Cross-sell and Up-sell
Selling extra and higher margin product lines/categories to existing customers. This looks like an obvious thing to do, and many customer strategies major on this element of value creation. In my experience, however, I have seen dramatically differing results from similar strategies. I have come to a couple of conclusions about cross-selling/up-selling campaigns:
o We have to earn the right! Too many strategies leap to cross-sell to customers without first earning their TRUST. I believe trust is probably the most valuable asset that gets ignored in most organisations (until they lose it). Our analytics can help in defining, measuring & managing the behaviours that relate to trust.
o Cross-sell success is a function of Acquisition & Retention quality. I have witnessed Market Share-grabbing programmes that lead to the acquisition of low value or unprofitable customers. Who are then compounded by ‘loyalty’ programmes. Ones that are only about tactical purchasing behaviour (i.e. not about trust and commitment). The cross-selling teams then get beaten up about missing their targets. All these symptoms can be diagnosed with good analytics.
Giving customers a positive exiting experience. Plus, staying in touch (with selected ex-customers) to make it easy for them to return. Lost customers are often written off as unlikely to return, or simply dumped back in the prospect pool and treated as if there was no relationship. Joined-up analytics can qualify and identify the best win-back targets. Your marketing teams can then sensitively re-connect with and warm them, to regain their business. You will be surprised at the results.
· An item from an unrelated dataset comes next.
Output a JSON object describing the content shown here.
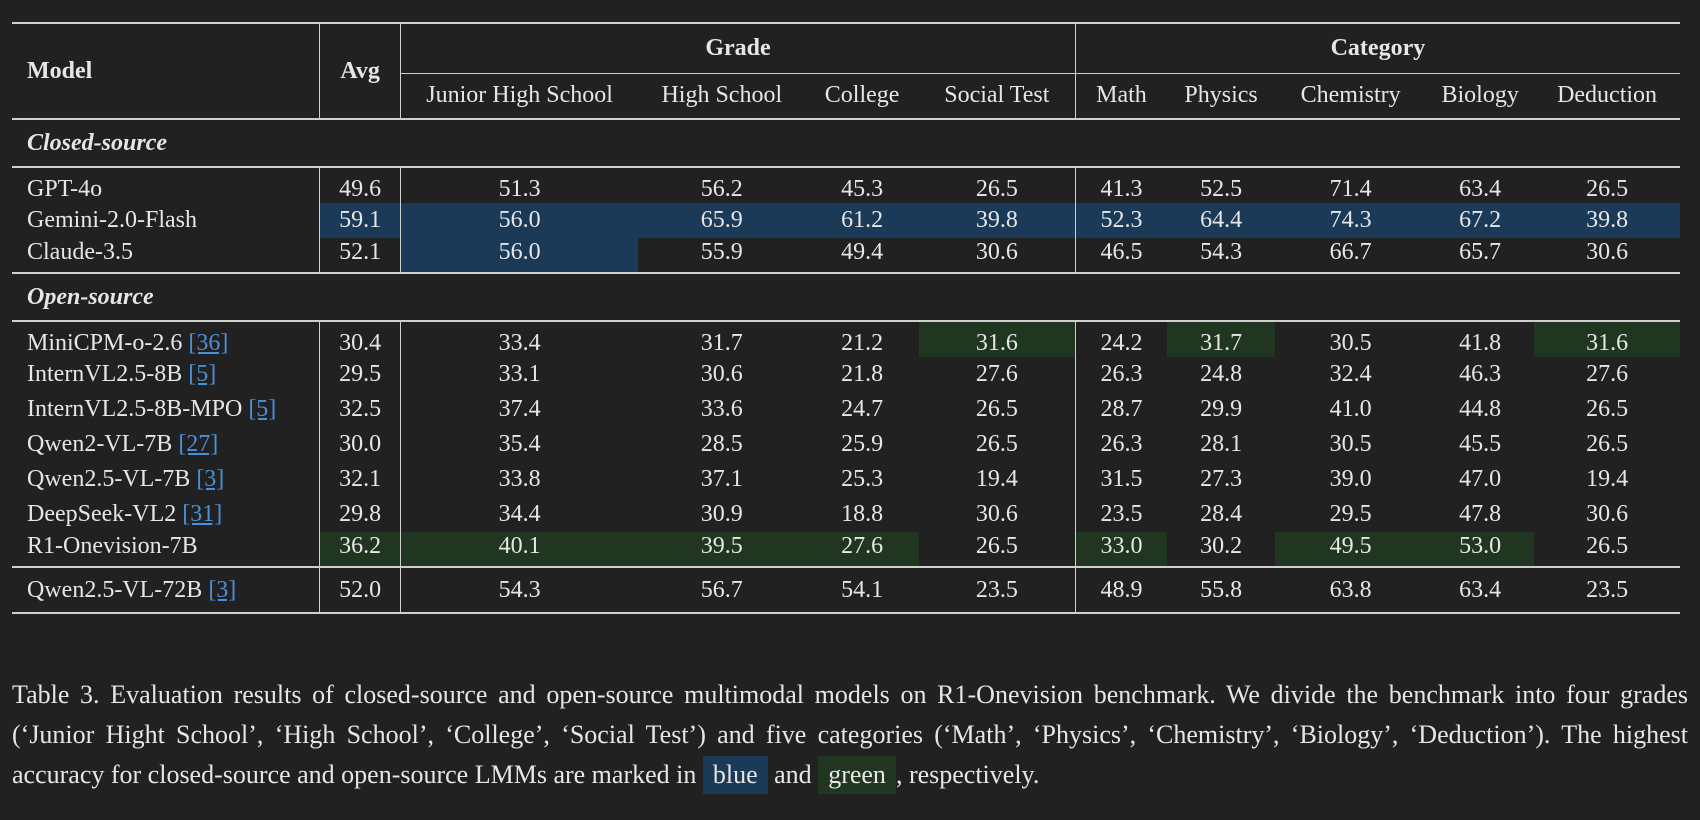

Next steps with your Weapons Guidance Systems
You will note that each of these battlefronts is dependent of analytics and insight. Your strategy needs to decide on which fronts to ‘hold firm’ and on which to win strategic advantage. It’s unwise to try and win at everything!
Your sales and marketing plans then deploy the ‘weapons’ (tools & techniques). Using them to meet these objectives; using your analytics as the guidance systems to ensure that targets are hit.
We live in exciting times. New and advanced analytics are becoming more accessible (at relatively lower cost) than ever before. I’d particularly encourage you to make sure that you are up to speed with:
· IoT (IoE) analytics. The world is changing fast and customers will soon be super-connected but time-poor.
· Artificial Intelligence (AI), Machine Learning and Cognitive. Sometimes the machine really will make better decisions than humans!
· Real-time personalisation, which is utterly dependent on analytics.
· The compliance (GDPR) and ethics of data management and analytics. Who will customers trust with their data?
These are all more reasons why I’ll be attending the SAS AnalyticsX conference in Amsterdam in October. These are topics that will be debated and demonstrated.
One of my clients recently told me that their CX driven transformation programme has resulted in 25% of their employees now being Data Scientists. He’s got the message. Have you?